I get it. I understand people are afraid. They don’t want these Occupiers rocking the boat. Some say Ghanaians are not ‘fearful’ but rather apathetic to their plight. An apathetic population is the biggest gift you could give to a corrupt, inept government, because they no longer have to use bully tactics like firing squad and search and seizure to keep you in check: you’ll keep yourself in check. It’s easier to just shrug, suffer, sleep and repeat.

I think Edward Tagoe summed up the necessity of #OccupyFlagStaffHouse quite nicely:

edward

It’s a fascinating idea, isn’t it? That the Black African who all have said can only be ruled by force and the gun can use his/her wits and civility to change their circumstances? Isn’t that how we got our independence in the first place? And for all those asking “Ehhh…you’ve gone to sit in the sun on the grass and then now what?”

Well, that really depends on the Mahama Administration, doesn’t it?

 

 

 

 

 

  • Qwecu

    Beautiful Piece Dear, My only problem at the moment is. I can’t find organsers of #OccupyFlagStaff. Please email me at qwecu@icloud.com who every have info about how to reach the brains behind #OccupyFlagStaffHouse

    • Sorry. I don’t have that info.

    • Akua

      pls search for Nana Akwasi Awuah on facebook. he’s the convener.

  • Lilian

    First time commenting. I’m from Kenya and could replace Ghana with Kenya in your post and still be very accurate.

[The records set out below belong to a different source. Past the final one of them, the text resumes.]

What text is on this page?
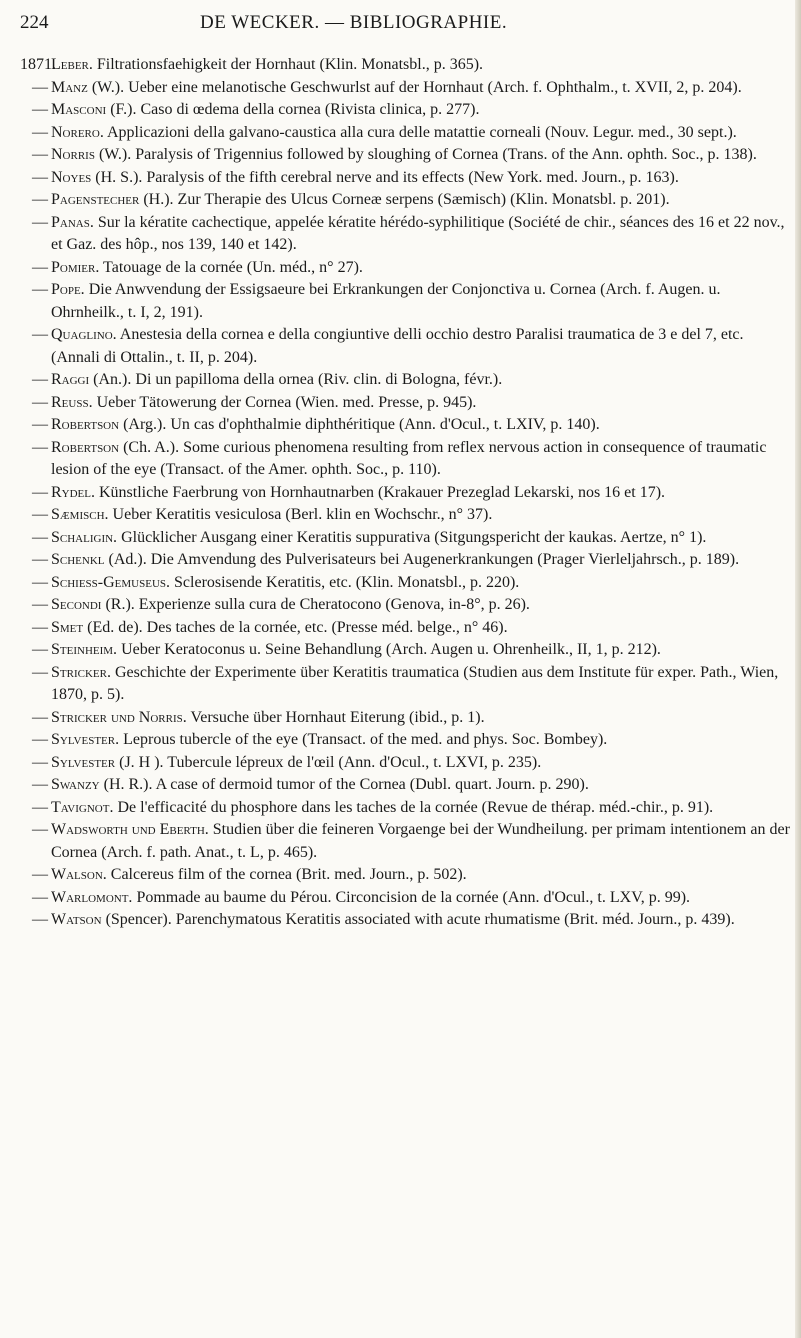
224	DE WECKER. — BIBLIOGRAPHIE.
1871.
Leber. Filtrationsfaehigkeit der Hornhaut (Klin. Monatsbl., p. 365).
— Manz (W.). Ueber eine melanotische Geschwurlst auf der Hornhaut (Arch. f. Ophthalm., t. XVII, 2, p. 204).
— Masconi (F.). Caso di œdema della cornea (Rivista clinica, p. 277).
— Norero. Applicazioni della galvano-caustica alla cura delle matattie corneali (Nouv. Legur. med., 30 sept.).
— Norris (W.). Paralysis of Trigennius followed by sloughing of Cornea (Trans. of the Ann. ophth. Soc., p. 138).
— Noyes (H. S.). Paralysis of the fifth cerebral nerve and its effects (New York. med. Journ., p. 163).
— Pagenstecher (H.). Zur Therapie des Ulcus Corneæ serpens (Sæmisch) (Klin. Monatsbl. p. 201).
— Panas. Sur la kératite cachectique, appelée kératite hérédo-syphilitique (Société de chir., séances des 16 et 22 nov., et Gaz. des hôp., nos 139, 140 et 142).
— Pomier. Tatouage de la cornée (Un. méd., n° 27).
— Pope. Die Anwvendung der Essigsaeure bei Erkrankungen der Conjonctiva u. Cornea (Arch. f. Augen. u. Ohrnheilk., t. I, 2, 191).
— Quaglino. Anestesia della cornea e della congiuntive delli occhio destro Paralisi traumatica de 3 e del 7, etc. (Annali di Ottalin., t. II, p. 204).
— Raggi (An.). Di un papilloma della ornea (Riv. clin. di Bologna, févr.).
— Reuss. Ueber Tätowerung der Cornea (Wien. med. Presse, p. 945).
— Robertson (Arg.). Un cas d'ophthalmie diphthéritique (Ann. d'Ocul., t. LXIV, p. 140).
— Robertson (Ch. A.). Some curious phenomena resulting from reflex nervous action in consequence of traumatic lesion of the eye (Transact. of the Amer. ophth. Soc., p. 110).
— Rydel. Künstliche Faerbrung von Hornhautnarben (Krakauer Prezeglad Lekarski, nos 16 et 17).
— Sæmisch. Ueber Keratitis vesiculosa (Berl. klin en Wochschr., n° 37).
— Schaligin. Glücklicher Ausgang einer Keratitis suppurativa (Sitgungspericht der kaukas. Aertze, n° 1).
— Schenkl (Ad.). Die Amvendung des Pulverisateurs bei Augenerkrankungen (Prager Vierleljahrsch., p. 189).
— Schiess-Gemuseus. Sclerosisende Keratitis, etc. (Klin. Monatsbl., p. 220).
— Secondi (R.). Experienze sulla cura de Cheratocono (Genova, in-8°, p. 26).
— Smet (Ed. de). Des taches de la cornée, etc. (Presse méd. belge., n° 46).
— Steinheim. Ueber Keratoconus u. Seine Behandlung (Arch. Augen u. Ohrenheilk., II, 1, p. 212).
— Stricker. Geschichte der Experimente über Keratitis traumatica (Studien aus dem Institute für exper. Path., Wien, 1870, p. 5).
— Stricker und Norris. Versuche über Hornhaut Eiterung (ibid., p. 1).
— Sylvester. Leprous tubercle of the eye (Transact. of the med. and phys. Soc. Bombey).
— Sylvester (J. H ). Tubercule lépreux de l'œil (Ann. d'Ocul., t. LXVI, p. 235).
— Swanzy (H. R.). A case of dermoid tumor of the Cornea (Dubl. quart. Journ. p. 290).
— Tavignot. De l'efficacité du phosphore dans les taches de la cornée (Revue de thérap. méd.-chir., p. 91).
— Wadsworth und Eberth. Studien über die feineren Vorgaenge bei der Wundheilung. per primam intentionem an der Cornea (Arch. f. path. Anat., t. L, p. 465).
— Walson. Calcereus film of the cornea (Brit. med. Journ., p. 502).
— Warlomont. Pommade au baume du Pérou. Circoncision de la cornée (Ann. d'Ocul., t. LXV, p. 99).
— Watson (Spencer). Parenchymatous Keratitis associated with acute rhumatisme (Brit. méd. Journ., p. 439).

    • A Nigerian said to me today that “Ghanaians are just Nigerians living in Ghana”.
      Many of our problems across the continent and the attitudes towards them mirror each other so sharply that it’s no wonder some people think Africa is a country!
      We are capable of doing so much better, and I can’t help but support anyone who demands excellence in the way they deem best if driven by peace.

  • Emmanuel Kumah

    the issue is the wrong people are going to be occupying, picketing, etc. these people are not average ghanaians. the average ghanaian will not hear about this till it’s already on the radio, because they’re not on fb or twitter like that. there’s a population that lives in a bubble in ghana, and while this bubble is aware of the management problems in our country, they are by and large able to deal with them. these same people have an attitude about what “educated” and “literate” and “able to speak english” mean and use these terms interchangeably and thus would not stop to think that there’s a need to communicate a message of revolution to the average person. this average person is pretty much happy with the fact that their cousin is president or MP, or upset that their cousin isn’t, if you get my drift. and this person is the one with the real electoral power, because those of us in bubbles make a ton of noise online but when it comes down to it, our administrations are put in place on the backs of free handkerchiefs, t-shirts and matchboxes. until that changes, and until those of us who are eager to articulate our elite-borne theories of how a modern society should be run, are willing to share that information and our platforms with real ghanaians, these initiatives will always take on an intellectualized political nature (which is usually rife with pseudo-intellectual b.s) and lead nowhere. corruption and nepotism happen because we allow it, and endorse it in every election cycle (and by the way, the ghanaian constitution has a ton of language about No-confidence votes at every administrative level, so perhaps waiting till an election isn’t the only option to shake things up). the victoria hammahs and her colleagues (all 274 of which I’m sure were thinking some version of what she got caught saying) happen because we allow it to. for me, it isn’t about a fear of getting arrested (i have been, twice – it’s hell) or worse; it’s about the fact that a few people have been inspired by movies and youtube and want a ghanaian version of occupy wall street for purely cosmetic reasons (just like a ton of other ghanaian versions of american things, and these days, nigerian things), whether they know it or not.

    • Well that’s an interesting take.